Incident: Thousands of identifiable Northern Territory patient health files sent to overseas-based software vendor in government data breach | ABC News (Australia)

Australian Medical Data Handling Incident, 25 May 2023
Thousands of identifiable Northern Territory patient health files sent to overseas-based software vendor in government data breach
NT Health says the onus is on individuals to check if the privacy of their medical records has been breached.
Source: Thousands of identifiable Northern Territory patient health files sent to overseas-based software vendor in government data breach | ABC News (Australia)
Source: Patients told to contact NT Health following privacy breach of identifiable medical records | ABC News (Australia)
View more incidents from Medical and Health Care sector and other reports from Northern Territory.
The Northern Territory government has breached the privacy of thousands of public health patients by sending identifiable medical records to a software vendor with offices in Europe, South America and China.
Northern Territory Health says the onus is on individuals to check if the privacy of their medical records has been breached by the government.
A preliminary incident report, obtained by the ABC through freedom of information laws, shows the extent of identifiable patient data transferred between NT Health, the Core Clinical Systems Renewal Program (CCSRP) and global software vendor Intersystems between 2018 and 2019.

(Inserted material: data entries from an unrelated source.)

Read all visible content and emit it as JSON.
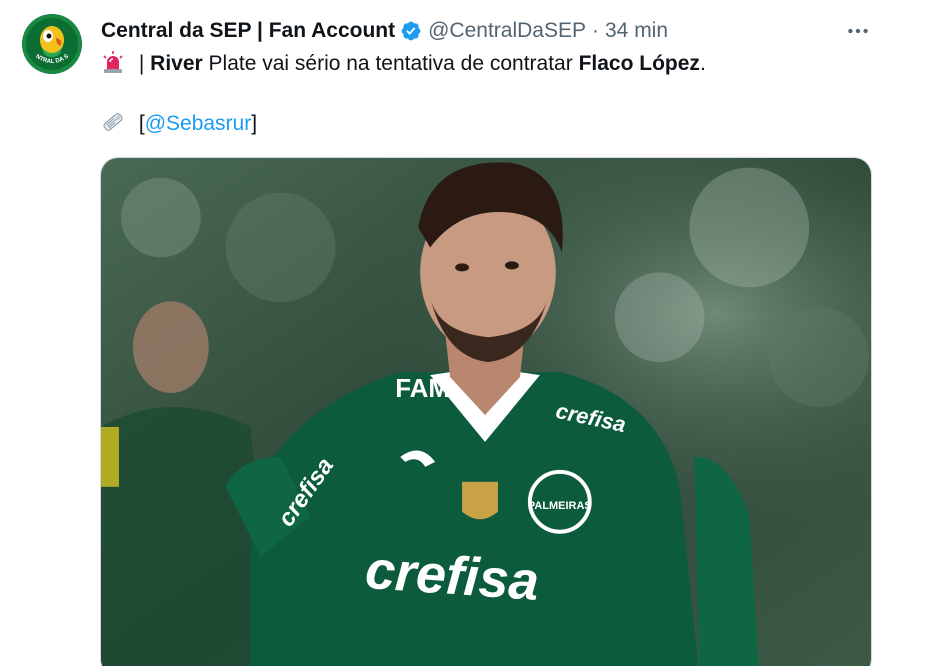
{
  "author": {
    "display_name": "Central da SEP | Fan Account",
    "handle": "@CentralDaSEP",
    "separator": "·",
    "time": "34 min",
    "verified_icon": "verified-badge-icon",
    "avatar_label": "CENTRAL DA SEP"
  },
  "tweet": {
    "emoji_1": "rotating-light-icon",
    "pipe": "|",
    "bold_1": "River",
    "text_1": " Plate vai sério na tentativa de contratar ",
    "bold_2": "Flaco López",
    "text_2": ".",
    "emoji_2": "newspaper-icon",
    "bracket_open": "[",
    "mention": "@Sebasrur",
    "bracket_close": "]"
  },
  "media": {
    "jersey_sponsor": "crefisa",
    "jersey_brand": "FAM",
    "jersey_club": "PALMEIRAS",
    "colors": {
      "jersey": "#0c5b3c",
      "background": "#2e4a39",
      "skin": "#c89a82",
      "hair": "#2a1a12"
    }
  },
  "actions": {
    "more_icon": "more-options-icon"
  }
}
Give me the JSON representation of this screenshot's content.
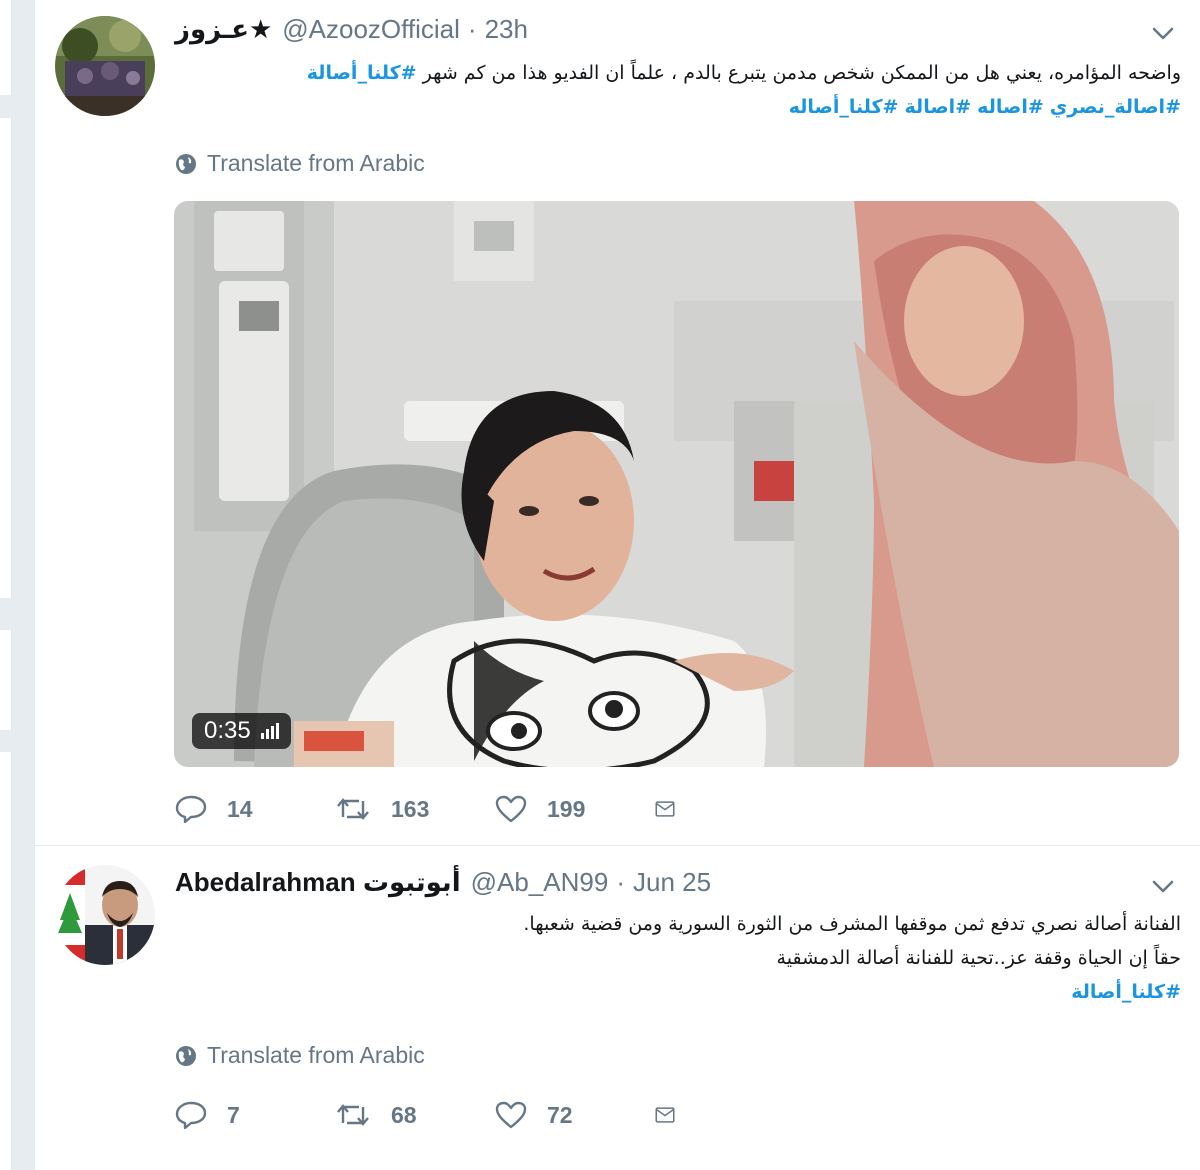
{
  "tweets": [
    {
      "fullname": "عـزوز★",
      "username": "@AzoozOfficial",
      "separator": "·",
      "time": "23h",
      "text_line1": "واضحه المؤامره، يعني هل من الممكن شخص مدمن يتبرع بالدم ، علماً ان الفديو هذا من كم شهر",
      "text_line1_tag": "#كلنا_أصالة",
      "hashtags_line2": [
        "#اصالة_نصري",
        "#اصاله",
        "#اصالة",
        "#كلنا_أصاله"
      ],
      "translate_label": "Translate from Arabic",
      "video_duration": "0:35",
      "replies": "14",
      "retweets": "163",
      "likes": "199"
    },
    {
      "fullname": "Abedalrahman أبوتبوت",
      "username": "@Ab_AN99",
      "separator": "·",
      "time": "Jun 25",
      "text_line1": "الفنانة أصالة نصري تدفع ثمن موقفها المشرف من الثورة السورية ومن قضية شعبها.",
      "text_line2": "حقاً إن الحياة وقفة عز..تحية للفنانة أصالة الدمشقية",
      "text_line3": "#كلنا_أصالة",
      "translate_label": "Translate from Arabic",
      "replies": "7",
      "retweets": "68",
      "likes": "72"
    }
  ],
  "colors": {
    "link": "#1b95e0",
    "muted": "#657786",
    "border": "#e1e8ed",
    "background": "#e6ecf0"
  },
  "icons": [
    "chevron-down-icon",
    "globe-icon",
    "reply-icon",
    "retweet-icon",
    "like-icon",
    "direct-message-icon"
  ]
}
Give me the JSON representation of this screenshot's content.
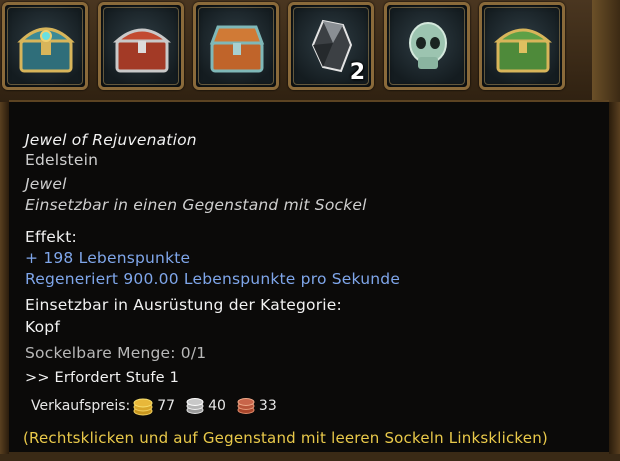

On Thursday, the ABC revealed that more than 50,000 patients had their identifiable health files sent between two NT government departments in 2018 and 2019 as part of a software system upgrade.
More than 3,000 of those records were then sent to global software vendor Intersystems, which has offices in 27 countries, including in Europe, South America and China.
Some patient items were classed as having very-high or high clinical risk, such as psychology reports and psychiatric facility visits, termination of pregnancy or stillbirth records, and electroconvulsive therapy — also known as electric shock therapy — records.
Chief Minister Natasha Fyles, who was health minister at the time, never made the privacy breach public. In a statement to the ABC, Ms Fyles said the incident was referred to the NT Information Commissioner.
The incident report also revealed that no data governance framework was set by either NT Health or the Acacia project team prior to the transfers.